Things I really like:
Emma's son, Henry, may go through phases where he's angry at his adoptive mother -- not for nothing is she called the Evil Queen -- but he doesn't stop loving her or considering her his mom, even when he gets his birth parents back.

When Henry finds out that Emma lied to him about who his father was, he is ROYALLY PISSED OFF.  She doesn't get off the hook for it, and shouldn't.  The father is also less than pleased that this minor detail of his life had been withheld from him.  (This is followed by the spectacle of Emma and Rumpelstiltskin bonding over being shut out.  It's kind of nice.)  I was seriously expecting the show to blow this off and treat the lie as unimportant, or worse, perfectly in bounds of reasonable behavior. Instead, Emma gets seriously called out by everyone.  They forgive her, but no one treats it as anything but a really bad call.

Evil Peter Pan.  Who is part of the extended family, FWIW.   Robbie Kay is fantastically creepy in the part.  Colin O'Donoghue as Hook is also very good, though I have issues with the way the character is used.

The Evil Queen (Regina, by name) is given a sympathetic back story, but it doesn't negate the evil things she does.  In the fabulous mid-season closer, she finally understands exactly what she's done, and instead of trying to explain it away, she takes responsibility and makes the sacrifice she needs to make to save everyone.  It's a nice character arc.  (You can see the season ending cliffhanger here, for a few more weeks, anyway.)

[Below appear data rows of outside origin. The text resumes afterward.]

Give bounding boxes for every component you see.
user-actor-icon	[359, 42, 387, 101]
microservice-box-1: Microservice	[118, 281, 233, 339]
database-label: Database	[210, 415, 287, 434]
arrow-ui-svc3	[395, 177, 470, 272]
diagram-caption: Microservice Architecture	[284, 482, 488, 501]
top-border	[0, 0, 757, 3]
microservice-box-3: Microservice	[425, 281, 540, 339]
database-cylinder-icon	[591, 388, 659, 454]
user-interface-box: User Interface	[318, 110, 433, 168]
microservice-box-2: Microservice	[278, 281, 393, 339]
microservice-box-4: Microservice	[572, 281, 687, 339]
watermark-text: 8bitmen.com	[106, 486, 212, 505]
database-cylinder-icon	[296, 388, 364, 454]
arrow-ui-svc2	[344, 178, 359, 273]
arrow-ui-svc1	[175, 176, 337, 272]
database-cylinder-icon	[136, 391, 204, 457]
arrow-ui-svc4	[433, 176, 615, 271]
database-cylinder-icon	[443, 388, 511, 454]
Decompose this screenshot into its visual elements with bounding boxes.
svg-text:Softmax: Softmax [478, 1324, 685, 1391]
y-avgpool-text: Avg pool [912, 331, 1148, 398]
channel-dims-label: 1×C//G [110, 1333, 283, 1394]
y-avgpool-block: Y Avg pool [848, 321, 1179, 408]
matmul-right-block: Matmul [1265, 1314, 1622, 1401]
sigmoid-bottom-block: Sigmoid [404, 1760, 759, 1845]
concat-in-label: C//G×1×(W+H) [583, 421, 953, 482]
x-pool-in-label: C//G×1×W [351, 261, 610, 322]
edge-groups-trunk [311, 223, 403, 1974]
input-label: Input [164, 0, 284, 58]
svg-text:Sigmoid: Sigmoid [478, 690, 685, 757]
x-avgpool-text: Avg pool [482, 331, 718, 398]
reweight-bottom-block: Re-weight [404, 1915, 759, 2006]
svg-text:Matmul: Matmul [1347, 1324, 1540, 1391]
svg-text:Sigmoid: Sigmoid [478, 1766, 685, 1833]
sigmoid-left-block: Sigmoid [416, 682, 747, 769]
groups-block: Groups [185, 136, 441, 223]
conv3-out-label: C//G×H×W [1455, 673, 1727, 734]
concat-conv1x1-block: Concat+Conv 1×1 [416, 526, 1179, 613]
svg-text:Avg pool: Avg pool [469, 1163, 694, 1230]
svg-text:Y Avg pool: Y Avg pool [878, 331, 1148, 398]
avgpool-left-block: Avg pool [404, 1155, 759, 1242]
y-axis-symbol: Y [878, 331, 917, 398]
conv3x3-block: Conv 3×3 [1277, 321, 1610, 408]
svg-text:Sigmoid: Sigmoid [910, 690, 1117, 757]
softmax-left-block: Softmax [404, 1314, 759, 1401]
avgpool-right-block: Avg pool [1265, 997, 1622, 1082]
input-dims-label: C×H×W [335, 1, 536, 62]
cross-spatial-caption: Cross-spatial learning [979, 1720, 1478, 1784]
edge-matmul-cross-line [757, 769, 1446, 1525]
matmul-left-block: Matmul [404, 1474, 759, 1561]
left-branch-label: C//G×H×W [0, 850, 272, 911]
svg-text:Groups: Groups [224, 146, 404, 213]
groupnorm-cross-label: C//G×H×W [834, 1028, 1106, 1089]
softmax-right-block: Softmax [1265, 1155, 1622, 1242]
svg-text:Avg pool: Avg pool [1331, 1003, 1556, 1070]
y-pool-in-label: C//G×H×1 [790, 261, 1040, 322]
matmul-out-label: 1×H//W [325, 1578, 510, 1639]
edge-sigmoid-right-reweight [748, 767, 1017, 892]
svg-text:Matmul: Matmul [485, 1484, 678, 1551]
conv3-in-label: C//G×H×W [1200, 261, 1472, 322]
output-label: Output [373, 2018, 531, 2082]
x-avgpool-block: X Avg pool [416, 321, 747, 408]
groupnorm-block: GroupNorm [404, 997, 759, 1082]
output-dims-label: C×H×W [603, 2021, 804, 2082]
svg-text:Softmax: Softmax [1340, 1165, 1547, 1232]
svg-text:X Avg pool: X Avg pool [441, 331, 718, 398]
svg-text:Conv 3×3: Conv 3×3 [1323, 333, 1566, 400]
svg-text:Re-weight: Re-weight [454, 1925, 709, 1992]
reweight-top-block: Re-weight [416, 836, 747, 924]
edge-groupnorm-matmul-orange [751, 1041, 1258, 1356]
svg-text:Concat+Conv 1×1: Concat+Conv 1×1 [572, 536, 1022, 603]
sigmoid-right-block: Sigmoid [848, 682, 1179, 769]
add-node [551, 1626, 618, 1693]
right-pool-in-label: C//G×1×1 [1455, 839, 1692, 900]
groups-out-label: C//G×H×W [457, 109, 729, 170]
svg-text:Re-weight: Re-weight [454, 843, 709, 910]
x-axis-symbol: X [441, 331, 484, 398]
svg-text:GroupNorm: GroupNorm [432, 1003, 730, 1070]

Rumpelstiltskin is just a great villain -- his evil deeds aren't whitewashed, either, but you can also completely buy his decent actions as of a piece with everything that's been shown.  He's wonderfully written as well as wonderfully acted.  I love the use of the spinning wheel as a literal thread of continuity in his life, from his childhood all the way to the present.  It's also a nice nod to the Fates, which he, in essence, operates as.

Things I don't care much about:
Belle.  She's okay, but I think they went a step to far in making Rumpelstiltskin the beast and having the whole love story.  I guess it makes sense enough in context, and the actors sell it, but I could certainly live without it.

Love triangle with Emma, Baelfire (Rumpelstiltskin's son and Henry's father), and Hook.  That's almost in "I really don't like it" territory, but if I wasted energy actively disliking every unnecessary love triangle I run across,  I'd be very tired.  As it is,  I just want them to hurry up and get it over with. (Not one way or another.  I'm strongly in the Baelfire camp.)   All the people are appealing, and Colin O'Donoghue is really REALLY easy on the eyes, but... really?  In a show this focused on repairing a broken family, I'm supposed to be consumed with conflict about this silly thing?

Side characters like Ruby (Red Riding Hood) or Cinderella or Hansel and Gretel.  They're fine, but their focus episodes don't seem to bring much to the table.

The Disney versions used.  Eh, whatever.  I could deal with any version, and the Disney version allows commentary without extra explanation.

Mulan is in love with Aurora.  They should have done it the other way.

Things I really don't like:
Frankenstein... you just don't fit.  Bad fit altogether.

There were several times I felt like I must have missed a major episode, because characters were now acting on important motivations that seemed like they'd gotten new information... but when I go back and watch the episodes, there's not so much explanation given.

Umm... that's pretty much it.

Anyway, the mid-season break ends on March 9.

My theories:

Bae will have gotten in trouble with magic.
Regina's story arc will come to an end (she doesn't have much else left to do)
Snow and Charming will have another child, and enough time will have passed for the child to participate in the plots.
Henry will have a plot to himself that doesn't involve being saved from someone.
There will be more Robin Hood?
The producers have said that one of the characters will die.  Plotwise, my money is on Regina (like I said, not much further to take her arc), but I think O'Donoghue lives in Ireland and has a family there, and might well not want to be roped in as a permanent part of the show, so Hook is also a major possibility.
We know they're bringing in Oz's wicked witch as the new Big Bad.  She's somehow summoned by Rumpelstiltskin's sacrifice? Don't know.